Bearing the Heavy Gods At Kichijōji’s Autumn Festival
By A. D. McCormick
In the lingering heat of September, teams of locals buzzed on sake take their deities on rides through the neighborhood. Welcome to Kichijōji, the hippest spot in Musashino, just west of Tokyo proper.
At Kichijōji’s Autumn Festival, or aki matsuri, spectators pray at the Musashino Hachimangu, the shrine at the center of all the activity, then stroll through the grounds loading up on yakitori and fried sweet potatoes.
The kids catch goldfish and buy trinkets, while adults browse little charms and amulets. This setup is the delightful standard of matsuri all over Japan.
But at Kichijōji’s Autumn Festival, the real excitement is outside the shrine’s stone gate.
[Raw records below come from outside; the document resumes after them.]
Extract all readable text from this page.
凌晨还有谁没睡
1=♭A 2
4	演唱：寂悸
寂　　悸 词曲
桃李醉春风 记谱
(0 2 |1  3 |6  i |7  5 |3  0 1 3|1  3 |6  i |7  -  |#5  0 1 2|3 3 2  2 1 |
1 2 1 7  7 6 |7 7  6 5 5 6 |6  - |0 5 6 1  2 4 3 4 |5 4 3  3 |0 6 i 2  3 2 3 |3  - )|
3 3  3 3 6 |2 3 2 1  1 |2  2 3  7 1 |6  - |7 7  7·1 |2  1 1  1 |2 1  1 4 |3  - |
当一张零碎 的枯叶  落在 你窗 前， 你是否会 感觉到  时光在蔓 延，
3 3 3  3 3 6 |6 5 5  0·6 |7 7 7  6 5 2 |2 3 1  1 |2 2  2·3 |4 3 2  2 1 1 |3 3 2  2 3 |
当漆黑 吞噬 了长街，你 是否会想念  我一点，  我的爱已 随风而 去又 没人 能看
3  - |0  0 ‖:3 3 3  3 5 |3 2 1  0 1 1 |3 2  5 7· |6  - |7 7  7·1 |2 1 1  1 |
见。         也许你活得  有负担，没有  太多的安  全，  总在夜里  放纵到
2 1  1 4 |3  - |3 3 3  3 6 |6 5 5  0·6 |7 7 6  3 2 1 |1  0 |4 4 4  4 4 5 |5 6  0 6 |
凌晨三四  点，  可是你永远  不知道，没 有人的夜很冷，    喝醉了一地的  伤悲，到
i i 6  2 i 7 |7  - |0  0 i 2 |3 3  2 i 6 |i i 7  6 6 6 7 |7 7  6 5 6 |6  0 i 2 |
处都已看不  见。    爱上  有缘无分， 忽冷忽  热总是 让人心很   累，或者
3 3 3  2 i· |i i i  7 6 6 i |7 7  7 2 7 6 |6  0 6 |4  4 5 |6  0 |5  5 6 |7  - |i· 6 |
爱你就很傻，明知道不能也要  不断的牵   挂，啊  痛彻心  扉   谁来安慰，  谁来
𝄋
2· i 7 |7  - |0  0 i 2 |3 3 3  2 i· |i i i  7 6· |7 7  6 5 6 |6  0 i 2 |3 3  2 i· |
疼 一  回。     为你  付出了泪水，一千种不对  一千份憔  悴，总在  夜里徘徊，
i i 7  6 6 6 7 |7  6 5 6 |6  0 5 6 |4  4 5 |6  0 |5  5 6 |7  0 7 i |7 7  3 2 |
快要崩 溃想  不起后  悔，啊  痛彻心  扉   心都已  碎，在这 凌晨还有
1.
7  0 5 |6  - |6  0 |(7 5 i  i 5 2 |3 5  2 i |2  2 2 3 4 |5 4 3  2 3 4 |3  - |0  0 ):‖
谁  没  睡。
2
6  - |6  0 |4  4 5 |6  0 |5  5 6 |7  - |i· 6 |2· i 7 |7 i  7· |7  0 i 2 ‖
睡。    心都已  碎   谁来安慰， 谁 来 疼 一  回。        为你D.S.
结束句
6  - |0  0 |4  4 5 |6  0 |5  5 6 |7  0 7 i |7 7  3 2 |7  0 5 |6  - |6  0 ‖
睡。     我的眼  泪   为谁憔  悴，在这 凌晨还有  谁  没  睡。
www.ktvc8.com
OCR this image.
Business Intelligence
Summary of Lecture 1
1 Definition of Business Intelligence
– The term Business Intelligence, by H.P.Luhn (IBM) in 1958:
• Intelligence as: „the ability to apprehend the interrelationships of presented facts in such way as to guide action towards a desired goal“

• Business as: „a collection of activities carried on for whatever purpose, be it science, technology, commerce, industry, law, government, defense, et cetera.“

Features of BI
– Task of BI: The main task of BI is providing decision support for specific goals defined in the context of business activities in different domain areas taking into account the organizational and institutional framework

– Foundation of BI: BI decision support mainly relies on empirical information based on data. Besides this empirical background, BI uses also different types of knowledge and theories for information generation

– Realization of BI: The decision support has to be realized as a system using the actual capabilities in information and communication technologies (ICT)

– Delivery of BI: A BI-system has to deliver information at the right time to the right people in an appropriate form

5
The focus of the festival, at least for the last 45 years, has been the mikoshi, or divine palanquins, essentially ornate little taxis for the gods (kami) that are visually similar to shrine buildings, with poles jutting out in front and behind so that teams of uniformed volunteers can hoist them onto their shoulders and carry them through the local shopping arcade and surrounding streets.
This is no small feat. Like many other religious festivals the world over, the central event doesn’t feel right without a certain level of participant suffering. The mikoshi are made of wood and laden with decorations, lanterns, and other gilded fixtures. But it seems like the poles used to carry the mikoshi might be the heaviest part — thick, square or rounded timbers lashed together with rope. I’ve heard that the closer you are to the center, the heavier it gets.
In some less populated parts of Japan, the mikoshi have one or two poles, but here in the dense Tokyo metropolis, there are plenty of laborers to recruit, so each mikoshi sports four poles. It’s not a gentle stroll: Japan’s gods are notorious party animals, and the mikoshi bearers oblige them by frequently tossing their loads around as they march, chanting, down the streets. Generous pours of sake throughout the day keep spirits — and pain thresholds — high.
There are so many participants that they often greatly outnumber the spectators. Those not carrying the mikoshi lead the procession or trail behind, waiting to relieve their exhausted teammates. Much of the route weaves through side streets, but at times the procession hits a major thoroughfare and a measure of traffic safety is required. In the image below, the procession was separated by a thin rope from the whizzing buses and cars in the other lane. A single police officer, out of the frame, helped out.
As night descends, the party continues. Last year, this crew, sporting “Kichijōji” on their hanten robes, was the most boisterous and exuberant of all.
Their mikoshi was garishly magnificent, and they naturally brought their own lighting to show it off.
They would march and chant, throwing the mikoshi around wildly. Periodically, they would stop, and a leader in the front would call out a bit of song, to which the bearers would respond. This went back and forth for a few lines before the final response led joyously back into the chant, shouted with renewed vigor, and the little carriage would jerk around violently, the god inside no doubt laughing his head off.
Seven months later, he must still be laughing.